Freitag, 10. Dezember 2010

Latissimus und optimale Trainingsübung

Nein, noch immer nicht der zweite Teil zur Körperfettmessung. Der folgt Anfang nächster Woche. Heute muss ich erstmal meine eigene Schlampigkeit einräumen. Vor ein paar Wochen hatte ich eine Studie zum optimalen Griff beim Klimmzug veröffentlicht. Offensichtlich war ich etwas verwirrt, denn ich habe die Fakten durcheinandergeworfen (Danke an Dominic, dem der Fehler aufgefallen ist).

Bei der von mir zitierten Studie fand die höchste Latissimusaktivierung im Obergriff, also mit pronierten Unterarmen und nicht wie von mir beschrieben im Untergriff statt. Wahrscheinlich habe ich das Ganze deswegen kurzfristig durcheinandergeworfen, weil die die EMG-Testergebnisse mit den Ergebnissen von Boeckh-Behrens/Buskies verglichen habe, die im Buch „Fitnesskrafttraining“ zu finden sind. Bei den Untersuchungen von  Boeckh-Behrens/Buskies, waren die Ergebnisse nämlich tatsächlich genau anders herum. Anscheinend habe ich dann beim Schreiben die beiden Ergebnisse durcheinandergeworfen. Sorry.

Darum möchte ich jetzt noch mal die Ergebnisse zusammenfassen, um dann zu einem Fazit zu kommen:

Erstens: Die Griffbreite beim Latzug scheint für die Aktivität des Latissimus unerheblich zu sein.

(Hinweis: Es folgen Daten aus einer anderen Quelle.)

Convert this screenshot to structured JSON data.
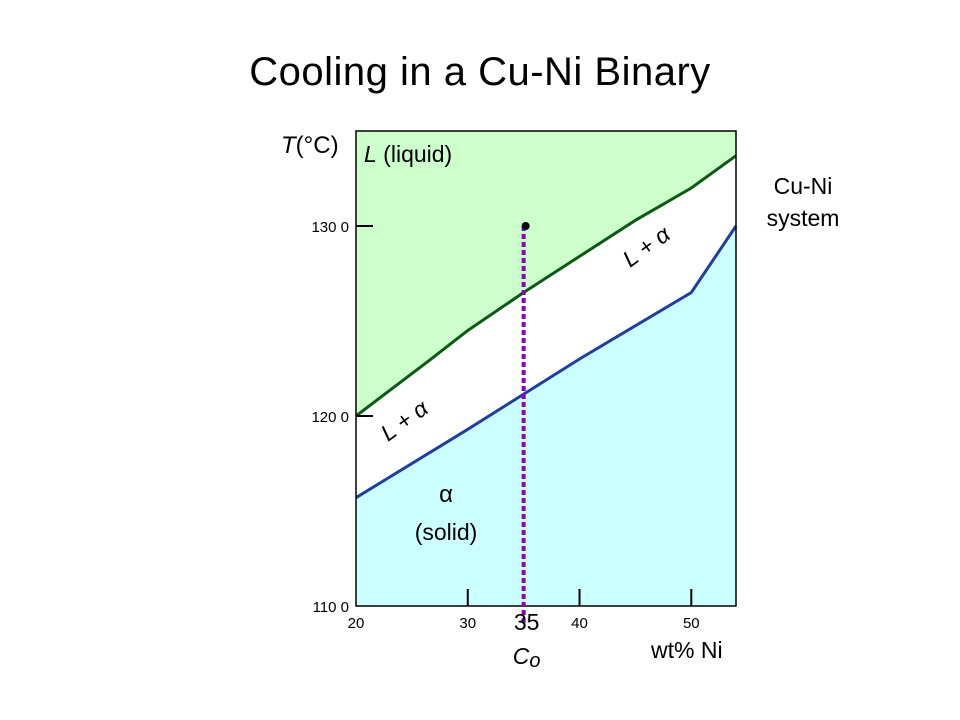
{
  "title": "Cooling in a Cu-Ni Binary",
  "side_label": {
    "line1": "Cu-Ni",
    "line2": "system"
  },
  "chart_data": {
    "type": "area",
    "title": "Cooling in a Cu-Ni Binary",
    "xlabel": "wt% Ni",
    "ylabel_italic": "T",
    "ylabel_unit": "(°C)",
    "xlim": [
      20,
      54
    ],
    "ylim": [
      1100,
      1350
    ],
    "x_ticks": [
      20,
      30,
      40,
      50
    ],
    "x_tick_labels": [
      "20",
      "30",
      "40",
      "50"
    ],
    "y_ticks": [
      1100,
      1200,
      1300
    ],
    "y_tick_labels": [
      "110 0",
      "120 0",
      "130 0"
    ],
    "liquidus": {
      "x": [
        20,
        26.5,
        30,
        35,
        40,
        45,
        50,
        54
      ],
      "y": [
        1200,
        1229,
        1245,
        1265,
        1284,
        1303,
        1320,
        1337
      ]
    },
    "solidus": {
      "x": [
        20,
        30,
        40,
        50,
        54
      ],
      "y": [
        1157,
        1193,
        1230,
        1265,
        1300
      ]
    },
    "regions": {
      "liquid": {
        "label_italic": "L",
        "label_rest": " (liquid)",
        "color": "#ccffcc"
      },
      "two_phase": {
        "label": "L + α",
        "color": "#ffffff"
      },
      "solid": {
        "label_symbol": "α",
        "label_rest": "(solid)",
        "color": "#ccffff"
      }
    },
    "colors": {
      "liquidus": "#0b5a14",
      "solidus": "#1e3f9e",
      "composition_line": "#8a00b3"
    },
    "composition": {
      "x": 35,
      "label": "35",
      "c_label": "C",
      "c_subscript": "o",
      "start_T": 1300
    }
  }
}
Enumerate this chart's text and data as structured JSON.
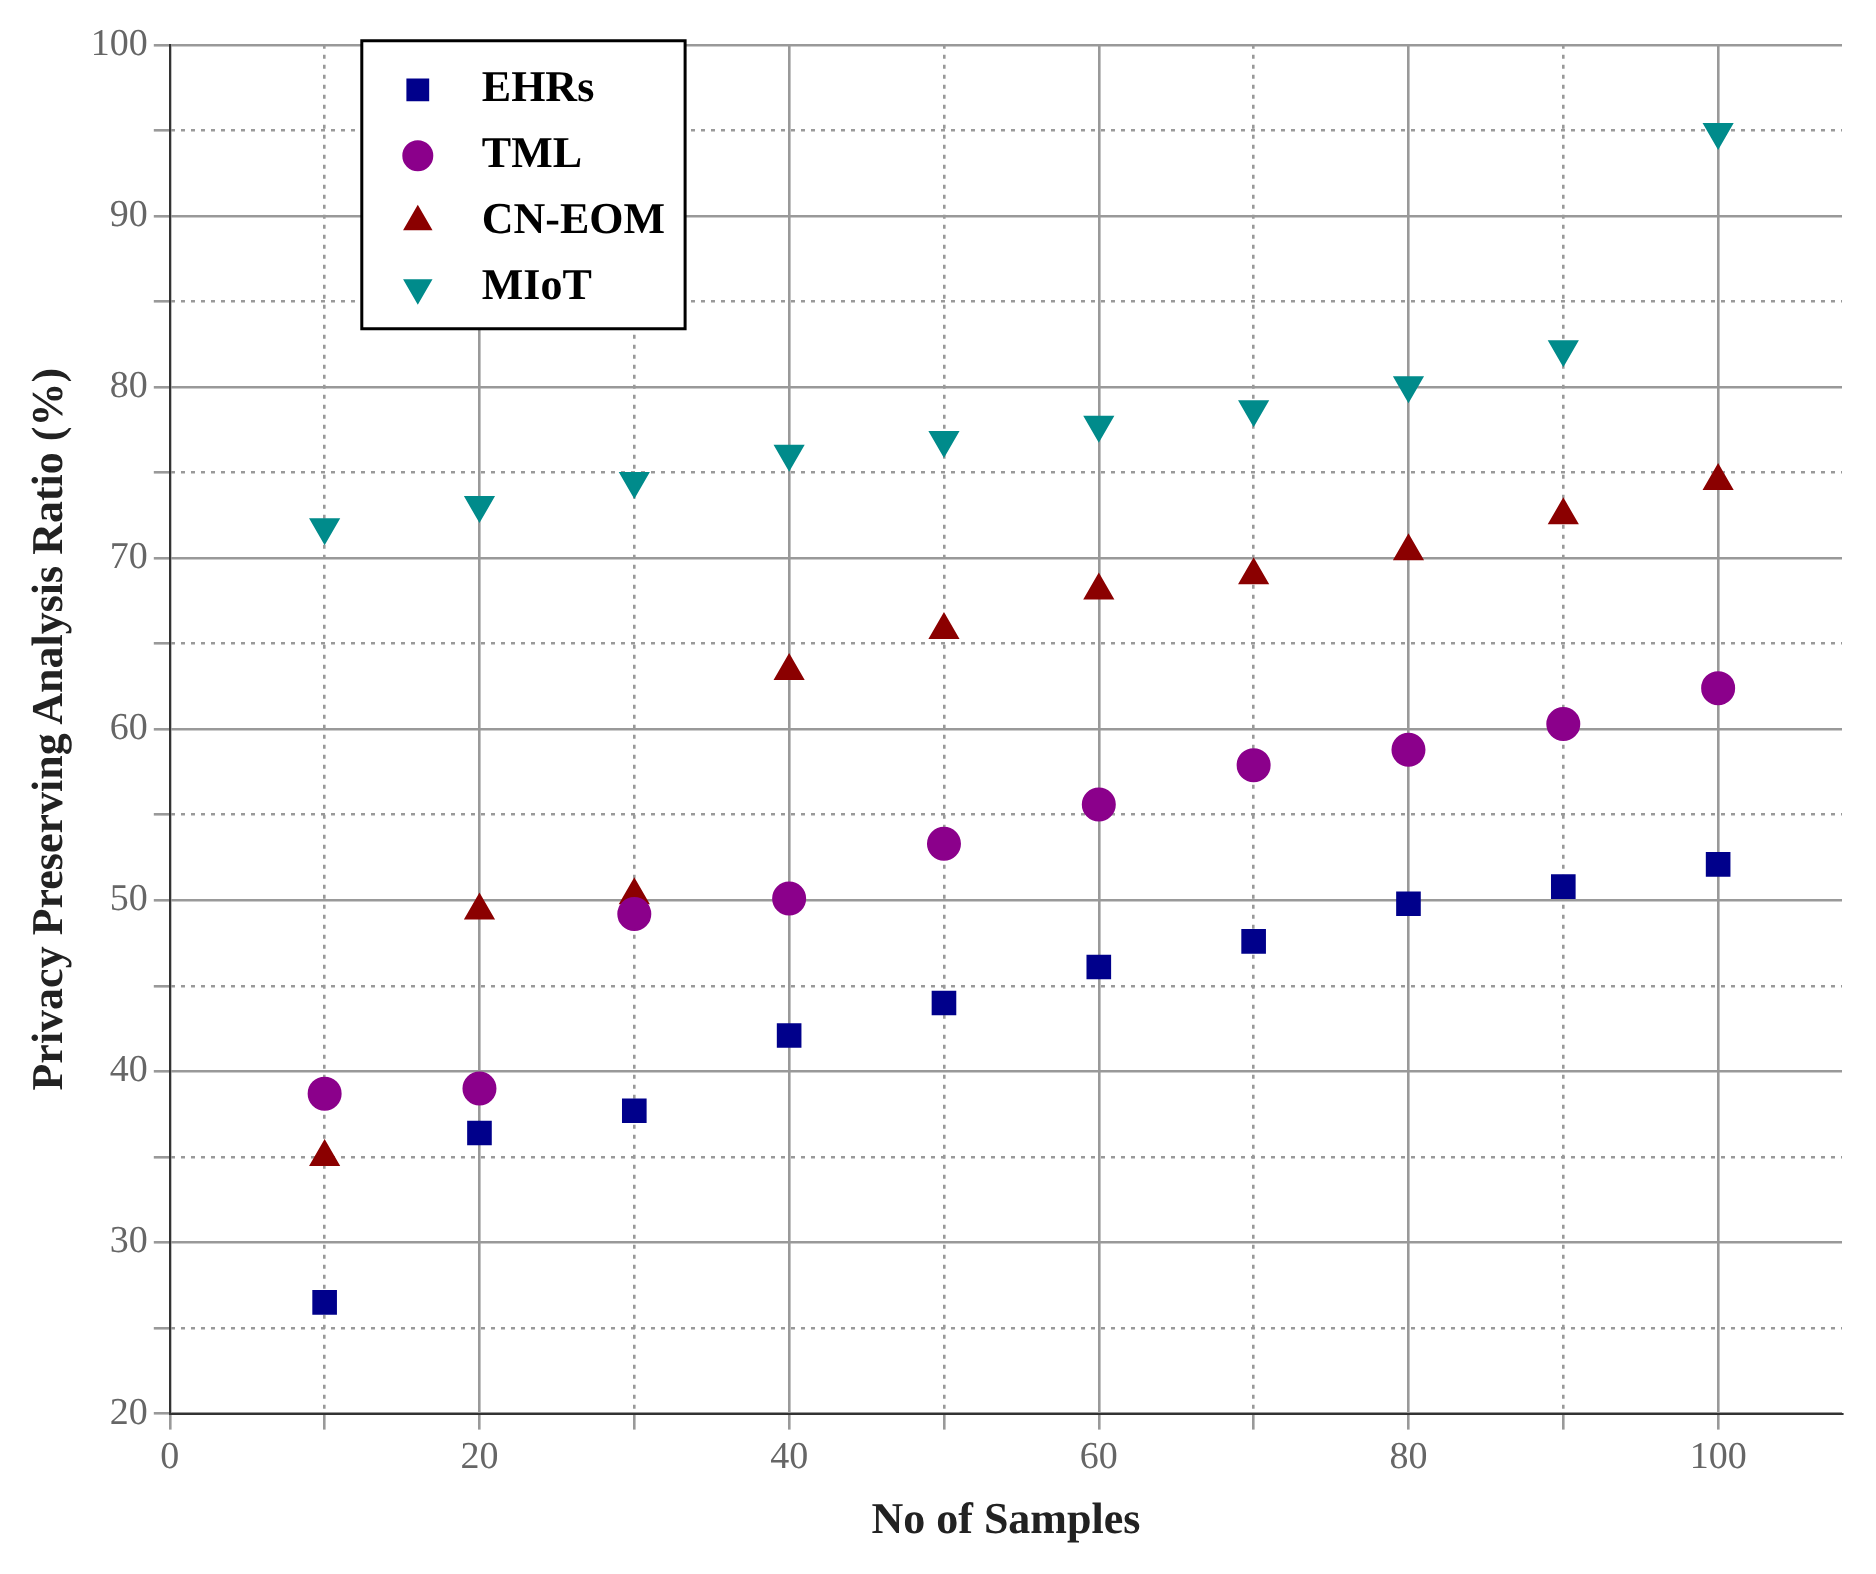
{
  "chart_data": {
    "type": "scatter",
    "xlabel": "No of Samples",
    "ylabel": "Privacy Preserving Analysis Ratio (%)",
    "xlim": [
      0,
      108
    ],
    "ylim": [
      20,
      100
    ],
    "xticks": [
      0,
      {
        "value": 10,
        "label": null
      },
      20,
      {
        "value": 30,
        "label": null
      },
      40,
      {
        "value": 50,
        "label": null
      },
      60,
      {
        "value": 70,
        "label": null
      },
      80,
      {
        "value": 90,
        "label": null
      },
      100
    ],
    "yticks": [
      20,
      {
        "value": 25,
        "label": null
      },
      30,
      {
        "value": 35,
        "label": null
      },
      40,
      {
        "value": 45,
        "label": null
      },
      50,
      {
        "value": 55,
        "label": null
      },
      60,
      {
        "value": 65,
        "label": null
      },
      70,
      {
        "value": 75,
        "label": null
      },
      80,
      {
        "value": 85,
        "label": null
      },
      90,
      {
        "value": 95,
        "label": null
      },
      100
    ],
    "grid": true,
    "legend": "top left",
    "x": [
      10,
      20,
      30,
      40,
      50,
      60,
      70,
      80,
      90,
      100
    ],
    "series": [
      {
        "name": "EHRs",
        "color": "#00008b",
        "marker": "square",
        "values": [
          26.5,
          36.4,
          37.7,
          42.1,
          44.0,
          46.1,
          47.6,
          49.8,
          50.8,
          52.1
        ]
      },
      {
        "name": "TML",
        "color": "#8b008b",
        "marker": "circle",
        "values": [
          38.7,
          39.0,
          49.2,
          50.1,
          53.3,
          55.6,
          57.9,
          58.8,
          60.3,
          62.4
        ]
      },
      {
        "name": "CN-EOM",
        "color": "#8b0000",
        "marker": "triangle",
        "values": [
          35.0,
          49.4,
          50.3,
          63.4,
          65.8,
          68.1,
          69.0,
          70.4,
          72.5,
          74.5
        ]
      },
      {
        "name": "MIoT",
        "color": "#008b8b",
        "marker": "triangle-down",
        "values": [
          71.8,
          73.1,
          74.5,
          76.1,
          76.9,
          77.8,
          78.7,
          80.1,
          82.2,
          94.9
        ]
      }
    ]
  }
}
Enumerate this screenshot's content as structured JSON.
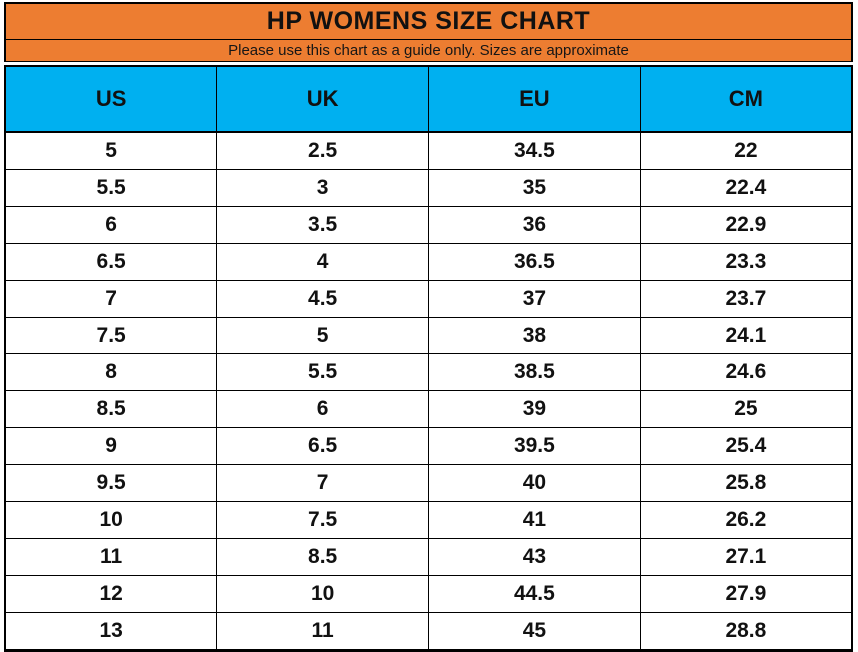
{
  "title": "HP WOMENS SIZE CHART",
  "subtitle": "Please use this chart as a guide only. Sizes are approximate",
  "colors": {
    "title_band": "#ED7D31",
    "header_band": "#00B0F0",
    "gridline": "#000000",
    "text": "#111111"
  },
  "table": {
    "columns": [
      "US",
      "UK",
      "EU",
      "CM"
    ],
    "rows": [
      [
        "5",
        "2.5",
        "34.5",
        "22"
      ],
      [
        "5.5",
        "3",
        "35",
        "22.4"
      ],
      [
        "6",
        "3.5",
        "36",
        "22.9"
      ],
      [
        "6.5",
        "4",
        "36.5",
        "23.3"
      ],
      [
        "7",
        "4.5",
        "37",
        "23.7"
      ],
      [
        "7.5",
        "5",
        "38",
        "24.1"
      ],
      [
        "8",
        "5.5",
        "38.5",
        "24.6"
      ],
      [
        "8.5",
        "6",
        "39",
        "25"
      ],
      [
        "9",
        "6.5",
        "39.5",
        "25.4"
      ],
      [
        "9.5",
        "7",
        "40",
        "25.8"
      ],
      [
        "10",
        "7.5",
        "41",
        "26.2"
      ],
      [
        "11",
        "8.5",
        "43",
        "27.1"
      ],
      [
        "12",
        "10",
        "44.5",
        "27.9"
      ],
      [
        "13",
        "11",
        "45",
        "28.8"
      ]
    ]
  },
  "chart_data": {
    "type": "table",
    "title": "HP WOMENS SIZE CHART",
    "subtitle": "Please use this chart as a guide only. Sizes are approximate",
    "columns": [
      "US",
      "UK",
      "EU",
      "CM"
    ],
    "rows": [
      [
        5,
        2.5,
        34.5,
        22
      ],
      [
        5.5,
        3,
        35,
        22.4
      ],
      [
        6,
        3.5,
        36,
        22.9
      ],
      [
        6.5,
        4,
        36.5,
        23.3
      ],
      [
        7,
        4.5,
        37,
        23.7
      ],
      [
        7.5,
        5,
        38,
        24.1
      ],
      [
        8,
        5.5,
        38.5,
        24.6
      ],
      [
        8.5,
        6,
        39,
        25
      ],
      [
        9,
        6.5,
        39.5,
        25.4
      ],
      [
        9.5,
        7,
        40,
        25.8
      ],
      [
        10,
        7.5,
        41,
        26.2
      ],
      [
        11,
        8.5,
        43,
        27.1
      ],
      [
        12,
        10,
        44.5,
        27.9
      ],
      [
        13,
        11,
        45,
        28.8
      ]
    ]
  }
}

Zweitens: Was die Aktivierung durch den Griff (Ober-/Untergriff) angeht, so gibt es keine klare Studienlage. Daher ist meiner Meinung nach sicher sinnvoll verschiedene Griffvarianten zu verwenden.

Drittens: Ob ich die Stange vor oder hinter den Körper ziehe, macht für den Latissimus keinen Unterschied. Ein paar andere Muskeln wie der Deltoideus werden beim Zug vor oder hinter dem Körper zwar etwas unterschiedlich beansprucht, für den Latissimus ist dies jedoch egal. Da der Zug vor den Körper für die Schultergelenke bei weitem unproblematischer ist, würde ich den meisten Trainierenden diesen empfehlen.

Viertens: Für Personen die noch nicht lange trainieren ist es vorteilhaft, wenn ein guter Trainer Anweisungen gibt, um die Aktivierung des Latissimus zu erhöhen. In einer Studie mit untrainierten Frauen waren diese nach ein paar Anweisungen viel besser in der Lage den Latissimus einzusetzen. Der alte Spruch vom „Muskel spüren“ hat also Bestand.

Zusammenfassung: Wem es vor allem um die Entwicklung von Latissimus geht, sollte folgendermaßen vorgehen: Am Besten eine Zugvariante zur Brust, wobei die Griffbreite unerheblich ist. Bei Beginnern reicht eine Zugvariante aus, beispielsweise breiter Obergriff und Zug zur Brust. Nach ein paar Wochen wird dann gewechselt zu einem Untergriff. Aus Variationsgründen würde ich hier einen engen Untergriff wählen.

Fortgeschrittene sollten dagegen sowohl eine Variante mit Obergriff und eine mit Untergriff in Ihrem Programm haben, wobei es sowohl bei Beginnern und auch Fortgeschrittenen wichtig ist, dass sie sich stark auf den Muskel konzentrieren, denn sie trainieren möchten.